A container is a package of software that includes all dependencies: code, runtime, configuration, and system libraries so that it can run on any host system. At runtime, the container is also granted its own isolated slice of operating system resources like CPU, RAM, Disk, and Networking.
Why do you need Containers?
Containers are extremely useful in scaling DevOps efficiency across multiple codebases and developer headcount. Containers help scale with developer headcount by ensuring that containerized code works consistently on any machine the container is deployed to. Newly hired developers can get a container of the application they will work on and immediately be up to speed to start development.
Multiple codebase scenarios like a micro service architecture benefit from containers by keeping each microservice portable and isolated to a container. Micro service containers coupled with a robust container management platform makes cluster management and orchestration much easier. This enables dynamic scaling features that adapt to increased traffic or load on an application.
How do they work?
To first understand containers we must discuss virtualization. Virtualization is the act of dividing shared computational resources: CPU, RAM, Disk, and Networking into isolated resources that are unaware of the original shared scope. When virtualizing a machine using either virtual machines (VMs) or Containers, the host machine’s resources are essentially cut into slices for the virtualized components to use.
Containers virtualize a machines operating system at the user space level. Virtualizing user space leverages the existing mechanisms that divide system resources between separate user accounts and programs on an operating system.
Container systems generally have a seperate orchestration utility command or server daemon. DevOps team members will interface with the orchestration utility to create and manage the individual containers. The orchestration utility is responsible for dividing up the host operating systems user space resources, allocating those resources to containers, and then executing and monitoring the containers.
Containers solve one of the classic causes of software distribution failure: “it doesn’t works on my machine.” In this unfortunate scenario, application code behaves as expected on one machine, but when executed on another, it fails. This is usually due to subtle differences between the two machines. These differences can be mismatched dependency versions or other configuration discrepancies. Containers solve this by creating a static repeatable package of everything the application code needs to execute.
Containers vs VMs
Containers and VMs are very similar in their goals. They both help distribute application software in a repeatable isolated package. Where they differ is in how much of the hardware stack they attempt to virtualize. VM’s simulate the entire machine and operating system. This means VMs have simulated CPU, RAM, Filesystems and Network resources.
Containers only virtualize the user space of an existing operating system. In this sense, containers are much more lightweight than VMs. Containers can be utilized in an existing host operating system.
Container Runtime Tools
A container runtime is the set of tools that is used to specify the dependencies that need to be packaged up into a container. The runtime then builds the container and executes it.
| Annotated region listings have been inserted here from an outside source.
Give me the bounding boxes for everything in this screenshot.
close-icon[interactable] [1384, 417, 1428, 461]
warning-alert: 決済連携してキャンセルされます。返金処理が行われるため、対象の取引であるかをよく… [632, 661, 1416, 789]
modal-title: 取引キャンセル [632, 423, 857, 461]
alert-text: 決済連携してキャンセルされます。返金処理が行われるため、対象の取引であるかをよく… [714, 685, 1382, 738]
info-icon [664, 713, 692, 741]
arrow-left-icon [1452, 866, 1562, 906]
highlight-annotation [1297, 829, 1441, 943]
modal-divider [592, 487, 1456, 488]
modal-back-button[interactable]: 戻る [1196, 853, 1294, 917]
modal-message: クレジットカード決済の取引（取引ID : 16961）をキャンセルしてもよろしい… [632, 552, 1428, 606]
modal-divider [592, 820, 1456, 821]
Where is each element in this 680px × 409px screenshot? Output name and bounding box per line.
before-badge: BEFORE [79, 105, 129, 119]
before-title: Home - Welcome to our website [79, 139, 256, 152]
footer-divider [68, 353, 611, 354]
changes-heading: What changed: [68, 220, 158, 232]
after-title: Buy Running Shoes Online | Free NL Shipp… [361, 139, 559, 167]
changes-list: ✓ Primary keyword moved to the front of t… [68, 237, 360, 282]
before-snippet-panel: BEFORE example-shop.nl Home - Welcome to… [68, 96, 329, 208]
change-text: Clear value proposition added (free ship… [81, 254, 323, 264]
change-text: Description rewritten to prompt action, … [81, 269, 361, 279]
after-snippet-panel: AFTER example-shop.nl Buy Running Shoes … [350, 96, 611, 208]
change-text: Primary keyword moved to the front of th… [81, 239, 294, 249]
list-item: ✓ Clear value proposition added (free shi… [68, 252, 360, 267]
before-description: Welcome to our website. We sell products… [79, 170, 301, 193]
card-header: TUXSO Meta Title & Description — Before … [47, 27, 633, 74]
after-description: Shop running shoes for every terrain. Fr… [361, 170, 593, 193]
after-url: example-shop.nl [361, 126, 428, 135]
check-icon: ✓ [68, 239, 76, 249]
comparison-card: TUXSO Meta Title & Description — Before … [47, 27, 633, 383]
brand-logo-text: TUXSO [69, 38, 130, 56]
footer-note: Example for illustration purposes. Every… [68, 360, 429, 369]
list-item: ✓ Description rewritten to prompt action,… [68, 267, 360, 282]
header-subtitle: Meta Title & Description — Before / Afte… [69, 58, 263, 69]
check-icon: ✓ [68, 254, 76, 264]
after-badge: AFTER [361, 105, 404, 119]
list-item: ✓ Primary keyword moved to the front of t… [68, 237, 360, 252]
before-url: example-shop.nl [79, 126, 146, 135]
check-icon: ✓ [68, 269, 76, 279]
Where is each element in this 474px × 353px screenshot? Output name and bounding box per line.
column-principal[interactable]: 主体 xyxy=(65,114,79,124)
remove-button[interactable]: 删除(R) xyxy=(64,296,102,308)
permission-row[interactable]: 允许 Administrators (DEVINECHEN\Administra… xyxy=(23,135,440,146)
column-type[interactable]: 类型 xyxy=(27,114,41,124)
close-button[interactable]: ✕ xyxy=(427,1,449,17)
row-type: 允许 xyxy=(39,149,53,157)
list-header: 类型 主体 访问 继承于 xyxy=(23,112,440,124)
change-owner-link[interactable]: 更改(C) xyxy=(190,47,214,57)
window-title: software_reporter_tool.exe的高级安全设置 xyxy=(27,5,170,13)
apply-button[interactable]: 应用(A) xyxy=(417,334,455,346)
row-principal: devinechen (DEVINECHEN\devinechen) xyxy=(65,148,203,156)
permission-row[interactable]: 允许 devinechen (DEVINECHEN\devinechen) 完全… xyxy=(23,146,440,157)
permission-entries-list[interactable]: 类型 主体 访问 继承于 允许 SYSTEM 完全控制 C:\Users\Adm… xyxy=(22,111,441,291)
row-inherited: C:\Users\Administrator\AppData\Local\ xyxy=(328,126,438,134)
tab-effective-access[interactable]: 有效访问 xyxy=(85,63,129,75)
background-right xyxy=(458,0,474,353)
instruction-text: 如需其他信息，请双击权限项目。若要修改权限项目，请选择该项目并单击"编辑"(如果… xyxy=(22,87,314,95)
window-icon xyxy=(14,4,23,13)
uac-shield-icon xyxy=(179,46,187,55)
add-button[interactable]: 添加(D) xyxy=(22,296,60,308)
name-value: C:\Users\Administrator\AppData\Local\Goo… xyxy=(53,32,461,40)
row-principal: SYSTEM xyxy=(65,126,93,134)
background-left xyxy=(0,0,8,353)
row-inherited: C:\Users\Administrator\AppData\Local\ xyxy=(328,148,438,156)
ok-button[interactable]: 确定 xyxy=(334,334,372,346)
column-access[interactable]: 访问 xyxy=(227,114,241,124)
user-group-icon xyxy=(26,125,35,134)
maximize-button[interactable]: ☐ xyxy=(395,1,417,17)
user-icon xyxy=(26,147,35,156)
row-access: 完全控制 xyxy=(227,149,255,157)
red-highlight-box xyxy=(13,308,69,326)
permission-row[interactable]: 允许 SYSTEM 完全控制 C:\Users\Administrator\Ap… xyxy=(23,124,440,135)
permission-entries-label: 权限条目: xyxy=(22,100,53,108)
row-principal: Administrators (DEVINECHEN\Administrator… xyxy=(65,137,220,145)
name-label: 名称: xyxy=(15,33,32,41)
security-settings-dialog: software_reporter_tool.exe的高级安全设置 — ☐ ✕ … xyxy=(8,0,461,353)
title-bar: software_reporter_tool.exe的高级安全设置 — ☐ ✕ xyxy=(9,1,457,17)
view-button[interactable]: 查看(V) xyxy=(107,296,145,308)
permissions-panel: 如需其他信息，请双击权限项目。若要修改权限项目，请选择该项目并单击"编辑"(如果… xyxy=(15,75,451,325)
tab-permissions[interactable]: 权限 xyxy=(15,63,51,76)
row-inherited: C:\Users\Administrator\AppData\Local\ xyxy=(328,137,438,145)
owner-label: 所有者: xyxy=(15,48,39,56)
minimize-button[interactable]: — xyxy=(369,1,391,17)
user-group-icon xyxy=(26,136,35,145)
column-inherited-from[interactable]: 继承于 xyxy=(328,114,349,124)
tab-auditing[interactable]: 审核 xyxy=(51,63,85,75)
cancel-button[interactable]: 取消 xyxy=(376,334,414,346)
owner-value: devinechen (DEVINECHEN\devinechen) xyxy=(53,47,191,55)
The most popular and widely used container runtime. Docker kickstarted the modern DevOps explosion of container-based infrastructure. Docker has a public repository full of containers that house popular open source tools.
Linux Containers - LXC
Linux Containers use a collection of native open source Linux utilities to create a container runtime experience. The goal of Linux container is to offer a vendor neutral environment to develop container technologies. Docker actually uses LXC under the hood. Linux Containers focus on keeping the container experience as close as possible to that of a VM.
An emerging container specification targeted for the Kubernetes container management system that claims to be lightweight. CRI-O implements the open container initiative (OCI). OCI is a standard developed by contributors from companies like Red Hat, Intel, and IBM.
Rkt and Rktlet
Pronounced ‘rocket’, rkt is a container specification that takes a security-first approach. Rkt containers do not allow any insecurity functionality unless a user explicitly disables security features. Rkt is pod native which makes it a good fit for the Kubernetes container management system.
Container Management Platforms
Container management platforms are higher level tools which are used to orchestrate a group or cluster of runtime containers. Container Management Platforms use an underlying container runtime system. Some container management platforms allow a mix and match compilation of multiple container runtimes.
Kubernetes is an open source container management system designed and released by Google. Kubernetes is used to create a distributed cluster of hosted containers. Kubernetes provides robust container cluster orchestration tools that includes health monitoring, deployment, failover, and auto scaling.
Docker also offers a suite of utilities to launch, orchestrate and manage a cluster of containers. Docker is so widely used that its container definition system is supported by many third party container management systems like Amazon ECS, and Kubernetes.
Amazon Elastic Container Service Is an Amazon cloud based service that makes it easy to manage Docker containers in a cluster. ECS has a powerful API and is tightly integrated with the rest of the Amazon cloud suite enabling powerful DevOps workflows.
The Openshift container platform is an enterprise Red Hat Linux product. It is a hybrid product offering Kubernetes and Openshift cloud integration. Openshift is a trusted enterprise cloud platform that integrates with other Red Hat tools.
Containers are a critical part of the modern devops tool set. Regardless of what runtime or container platform you choose, the benefits of containers will help your team execute more effectively. Containers help streamline both the local development process and the remote deployment process while ensuring that you can deliver higher quality software product to your customers.